Noc zabiera swój śnieg i schodzi pod ziemię.
Dzień świeci swoim śniegiem na całe istnienie.
A kiedy noc już wejdzie w najgłębsze milczenie
wówczas w okrągłej ciszy toczymy przed siebie
nasze uparte kule nad nierówne brzegi.
Komentarz autora:
Książka, z której pochodzi wiersz, miała w swoim czasie niejakie powodzenie. Bardzo dziwny, wielogłosowy tom, mój osobisty hołd dla różnych autorek i autorów, i dla różnych sposobów uprawiania poezji.
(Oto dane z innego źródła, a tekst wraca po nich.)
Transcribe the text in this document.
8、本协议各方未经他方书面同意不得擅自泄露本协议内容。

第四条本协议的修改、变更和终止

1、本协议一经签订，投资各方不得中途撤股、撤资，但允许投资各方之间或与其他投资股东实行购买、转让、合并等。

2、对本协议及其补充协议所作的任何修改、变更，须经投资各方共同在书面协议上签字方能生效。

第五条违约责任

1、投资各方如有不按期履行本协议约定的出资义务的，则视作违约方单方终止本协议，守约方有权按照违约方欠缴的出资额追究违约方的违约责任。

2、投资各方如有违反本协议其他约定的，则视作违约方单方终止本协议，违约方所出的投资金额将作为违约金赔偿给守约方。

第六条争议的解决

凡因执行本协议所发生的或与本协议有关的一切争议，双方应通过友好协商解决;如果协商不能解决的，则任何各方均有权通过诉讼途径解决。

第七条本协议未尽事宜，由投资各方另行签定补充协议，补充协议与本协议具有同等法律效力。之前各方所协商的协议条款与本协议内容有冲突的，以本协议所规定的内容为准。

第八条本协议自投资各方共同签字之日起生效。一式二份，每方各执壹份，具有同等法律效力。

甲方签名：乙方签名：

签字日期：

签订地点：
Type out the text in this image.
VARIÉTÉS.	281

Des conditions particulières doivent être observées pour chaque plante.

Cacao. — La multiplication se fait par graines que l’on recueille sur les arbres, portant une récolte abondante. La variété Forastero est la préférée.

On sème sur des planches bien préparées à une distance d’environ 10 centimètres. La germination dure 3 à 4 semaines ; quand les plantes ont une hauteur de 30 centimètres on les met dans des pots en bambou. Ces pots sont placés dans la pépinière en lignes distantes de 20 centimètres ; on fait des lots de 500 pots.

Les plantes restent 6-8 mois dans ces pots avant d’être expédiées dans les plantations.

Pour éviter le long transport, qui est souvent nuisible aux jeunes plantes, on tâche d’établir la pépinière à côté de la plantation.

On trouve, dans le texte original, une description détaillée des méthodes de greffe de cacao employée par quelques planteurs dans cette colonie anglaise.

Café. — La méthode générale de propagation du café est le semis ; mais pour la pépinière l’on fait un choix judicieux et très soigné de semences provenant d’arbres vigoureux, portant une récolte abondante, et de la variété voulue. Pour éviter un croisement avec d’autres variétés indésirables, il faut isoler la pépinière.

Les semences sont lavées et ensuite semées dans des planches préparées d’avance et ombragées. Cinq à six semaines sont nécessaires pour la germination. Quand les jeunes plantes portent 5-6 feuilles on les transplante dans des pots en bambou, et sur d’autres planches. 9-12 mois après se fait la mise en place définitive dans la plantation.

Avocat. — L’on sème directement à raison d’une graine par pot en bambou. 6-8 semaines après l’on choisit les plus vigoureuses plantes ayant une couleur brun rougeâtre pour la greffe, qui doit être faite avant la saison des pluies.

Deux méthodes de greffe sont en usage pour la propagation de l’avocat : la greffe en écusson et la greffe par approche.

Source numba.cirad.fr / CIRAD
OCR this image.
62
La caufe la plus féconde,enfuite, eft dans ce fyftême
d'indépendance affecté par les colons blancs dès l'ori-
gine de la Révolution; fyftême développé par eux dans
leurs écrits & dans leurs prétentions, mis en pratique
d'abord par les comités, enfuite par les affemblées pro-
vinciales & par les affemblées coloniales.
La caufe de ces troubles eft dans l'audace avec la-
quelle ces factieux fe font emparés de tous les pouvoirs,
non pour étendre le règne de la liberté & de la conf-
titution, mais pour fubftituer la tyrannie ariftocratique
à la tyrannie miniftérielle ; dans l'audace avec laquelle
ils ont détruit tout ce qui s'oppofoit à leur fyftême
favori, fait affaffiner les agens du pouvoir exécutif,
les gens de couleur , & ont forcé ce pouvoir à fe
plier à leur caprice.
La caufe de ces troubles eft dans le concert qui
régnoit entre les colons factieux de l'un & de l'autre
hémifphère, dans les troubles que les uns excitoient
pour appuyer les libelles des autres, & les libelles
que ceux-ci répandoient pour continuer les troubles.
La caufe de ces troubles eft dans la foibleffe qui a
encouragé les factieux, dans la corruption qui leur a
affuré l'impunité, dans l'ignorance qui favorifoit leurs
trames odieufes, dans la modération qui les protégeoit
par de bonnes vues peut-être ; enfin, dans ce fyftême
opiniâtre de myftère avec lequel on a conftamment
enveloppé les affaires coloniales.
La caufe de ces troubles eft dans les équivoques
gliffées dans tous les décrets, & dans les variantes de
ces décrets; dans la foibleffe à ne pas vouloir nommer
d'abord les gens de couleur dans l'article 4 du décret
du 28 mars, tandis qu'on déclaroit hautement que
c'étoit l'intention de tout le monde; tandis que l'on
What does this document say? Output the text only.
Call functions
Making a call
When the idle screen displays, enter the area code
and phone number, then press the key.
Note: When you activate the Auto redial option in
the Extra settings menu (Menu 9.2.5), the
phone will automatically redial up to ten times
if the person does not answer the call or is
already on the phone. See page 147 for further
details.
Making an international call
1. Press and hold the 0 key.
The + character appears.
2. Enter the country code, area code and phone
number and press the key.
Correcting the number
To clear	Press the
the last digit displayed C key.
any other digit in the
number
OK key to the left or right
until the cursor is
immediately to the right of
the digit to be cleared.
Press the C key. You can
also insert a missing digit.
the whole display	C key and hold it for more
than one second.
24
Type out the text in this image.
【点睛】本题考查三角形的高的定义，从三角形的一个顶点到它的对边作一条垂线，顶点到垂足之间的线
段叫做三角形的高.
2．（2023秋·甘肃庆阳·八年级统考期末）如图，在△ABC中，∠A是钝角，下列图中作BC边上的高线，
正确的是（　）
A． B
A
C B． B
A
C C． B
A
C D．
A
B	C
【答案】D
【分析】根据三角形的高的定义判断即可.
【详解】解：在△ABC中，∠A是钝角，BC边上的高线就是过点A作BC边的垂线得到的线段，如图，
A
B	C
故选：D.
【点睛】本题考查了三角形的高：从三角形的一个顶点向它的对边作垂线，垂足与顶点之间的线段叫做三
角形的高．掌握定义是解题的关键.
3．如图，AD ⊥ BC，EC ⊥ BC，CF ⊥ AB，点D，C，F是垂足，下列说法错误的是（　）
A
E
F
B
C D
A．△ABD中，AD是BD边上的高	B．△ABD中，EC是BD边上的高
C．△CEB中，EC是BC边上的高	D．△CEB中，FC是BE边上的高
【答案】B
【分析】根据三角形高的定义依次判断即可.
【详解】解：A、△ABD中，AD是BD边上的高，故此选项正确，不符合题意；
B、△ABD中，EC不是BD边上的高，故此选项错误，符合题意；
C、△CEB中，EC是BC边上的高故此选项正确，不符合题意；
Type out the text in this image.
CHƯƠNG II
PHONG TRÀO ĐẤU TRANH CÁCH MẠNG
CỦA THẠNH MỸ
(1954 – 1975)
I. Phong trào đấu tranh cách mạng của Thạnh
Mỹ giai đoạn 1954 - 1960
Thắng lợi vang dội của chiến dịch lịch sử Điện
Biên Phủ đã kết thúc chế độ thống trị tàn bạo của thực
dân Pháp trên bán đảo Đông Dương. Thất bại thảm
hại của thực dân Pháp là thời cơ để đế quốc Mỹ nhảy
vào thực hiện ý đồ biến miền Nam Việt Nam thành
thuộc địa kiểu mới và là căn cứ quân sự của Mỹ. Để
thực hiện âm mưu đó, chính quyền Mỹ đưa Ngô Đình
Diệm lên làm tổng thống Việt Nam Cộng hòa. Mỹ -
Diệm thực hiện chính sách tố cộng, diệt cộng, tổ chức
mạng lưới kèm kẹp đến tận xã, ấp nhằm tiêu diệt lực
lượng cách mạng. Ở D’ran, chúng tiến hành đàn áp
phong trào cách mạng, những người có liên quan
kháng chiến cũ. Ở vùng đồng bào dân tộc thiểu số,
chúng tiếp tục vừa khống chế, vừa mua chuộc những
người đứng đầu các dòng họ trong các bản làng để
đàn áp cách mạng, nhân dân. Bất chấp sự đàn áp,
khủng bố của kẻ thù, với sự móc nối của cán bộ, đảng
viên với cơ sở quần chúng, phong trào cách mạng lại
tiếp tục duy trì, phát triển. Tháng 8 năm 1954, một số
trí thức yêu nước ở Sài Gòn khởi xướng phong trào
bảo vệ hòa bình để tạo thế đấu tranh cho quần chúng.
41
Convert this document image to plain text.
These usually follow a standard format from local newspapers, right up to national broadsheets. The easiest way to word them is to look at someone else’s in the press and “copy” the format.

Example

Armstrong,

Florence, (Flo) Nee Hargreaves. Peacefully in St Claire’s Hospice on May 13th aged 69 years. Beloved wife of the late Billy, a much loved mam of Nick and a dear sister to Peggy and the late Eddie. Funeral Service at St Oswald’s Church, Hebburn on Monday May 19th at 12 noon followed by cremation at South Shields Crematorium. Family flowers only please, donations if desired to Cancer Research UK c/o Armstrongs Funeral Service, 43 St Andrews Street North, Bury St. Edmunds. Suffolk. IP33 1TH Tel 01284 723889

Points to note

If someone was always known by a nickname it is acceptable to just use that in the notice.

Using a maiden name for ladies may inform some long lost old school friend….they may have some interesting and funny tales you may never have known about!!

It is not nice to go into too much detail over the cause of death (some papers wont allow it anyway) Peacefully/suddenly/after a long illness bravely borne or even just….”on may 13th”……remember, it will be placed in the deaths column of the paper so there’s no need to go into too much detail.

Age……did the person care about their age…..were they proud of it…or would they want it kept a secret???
Wiersz Na strony to rzadki u mnie przypadek – jego rytm jest regularny, pojawiają się też rymy. Nie bardzo chciałbym rozstrzygać, o czym tu mowa. Zapewne o śniegu, który zawsze mnie fascynował, głównie ze względu na zmienność, niestałość formy. Ale też chyba o wyobraźni, która najchętniej dzieli świat na dwoje – na dwie strony, dwie części – a przecież podział taki jest uproszczeniem, więc nieprawdą. Dopiero sny dokonują korekty. Stąd zapewne ta wizja – trochę straszna, odrobinę komiczna – ludzi toczących śnieżne kule na skraj przepaści. Najbardziej podoba mi się w tym wierszu właśnie to tajemnicze zakończenie, ten ciąg metafor: „okrągła cisza”, „uparte kule”, „nierówne brzegi”. Pamiętam, że ten wiersz powstał szybko, bez żadnej redakcji. Także z tego powodu jest jednym z moich ulubionych.
Wiersz pochodzi z tomu Pełne morze, wyd. Biuro Literackie, Kołobrzeg 2008.